On the basis of this theory, a therapy was devised that could effectively treat a variety of disorders. Cognitive behavioral therapy is beneficial for treating several psychological, psychiatric and medical disorders. Patients with psychological disorders like uncontrollable anger and compulsive gambling can be treated with this therapy. Psychiatric problems like depression, substance abuse, personality disorders, etc., can also be dealt with it. Though most health problems are treated using medications, some of them having a psychological component like obesity, pre-menstrual syndrome, chronic pain etc., are also addressed using this therapy. This article covers the use of this therapy for one of the most common psychiatric problems, which is depression.

Cognitive Approach to Depression

Behavioral theorists suggest that depression results from faulty and irrational psychological perception, causing distorted learning and reasoning. These depressive cognition could be a result of traumatic experience or incapability of adaptive coping skills. Depressive people have a negative perception or belief about themselves and their environment. More the severity of one's negative thoughts, more is the severity of depression symptoms.

Beck devised the negative cognitive triad, which includes the following three main dysfunctional belief themes, a depressive person experiences.
  • A depressed person sees himself as inadequate, incapable of success, and always as a victim of circumstances.
  • He considers all past and present experiences through the kaleidoscope of negativity, constantly emphasizing on defeats, failures, and a victim mentality.
  • He envisions the future, just as he interprets the past and present, and sees only despair and hopelessness.
These beliefs focus attention towards negative aspects of life and the way information is processed. As perception becomes more distorted, selective attention is placed on failures and everything is approached negatively. The depressed person maneuvers all his feelings towards hopelessness unconsciously. In 1961, Beck developed the Beck Depression Inventory (BDI) that has a 21 item scale that uses a Likert scale to determine the severity of depression. It is one of the most widely used scales to measure depression.

Treating Depression

Aaron Beck laid major emphasis on understanding and changing core beliefs as an approach to treating depression. By restructuring destructive thinking, he believed that positive changes could be brought in the patient. He considered the role of a therapist as crucial in the treatment. The therapist involves the patient in setting realistic goals and taking responsibilities for action and thought. By changing thought and perception, a change can be brought in behavior and emotional responses. A course is outlined to educate the patient on the concept of faulty thinking. New ideas and ways are generated to develop a positive outlook of oneself, experiences and the environment around. Sometimes, home assignments are also given to help the depressed person review and understand the impact of faulty thinking on his behavior and emotional well-being.
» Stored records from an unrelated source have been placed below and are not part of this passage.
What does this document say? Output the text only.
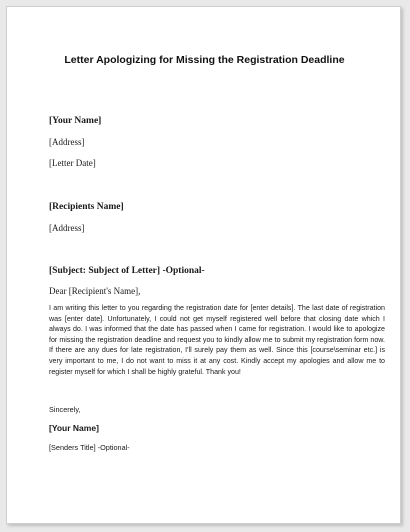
Letter Apologizing for Missing the Registration Deadline
[Your Name]
[Address]
[Letter Date]
[Recipients Name]
[Address]
[Subject: Subject of Letter] -Optional-
Dear [Recipient's Name],
I am writing this letter to you regarding the registration date for [enter details]. The last date of registration was [enter date]. Unfortunately, I could not get myself registered well before that closing date which I always do. I was informed that the date has passed when I came for registration. I would like to apologize for missing the registration deadline and request you to kindly allow me to submit my registration form now. If there are any dues for late registration, I'll surely pay them as well. Since this [course\seminar etc.] is very important to me, I do not want to miss it at any cost. Kindly accept my apologies and allow me to register myself for which I shall be highly grateful. Thank you!
Sincerely,
[Your Name]
[Senders Title] -Optional-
Beck combined Sigmund Freud's psychoanalysis with his own understanding and observations of schema and developed the cognitive behavioral therapy. He further developed Beck Scale for Suicidal Ideation, Beck Hopelessness Scale, Beck Anxiety Inventory, and Beck Youth Inventories to help treat all kinds of mental disorders. Today, psychiatrists worldwide use his cognitive behavior theory and various scales to treat patients suffering from depression.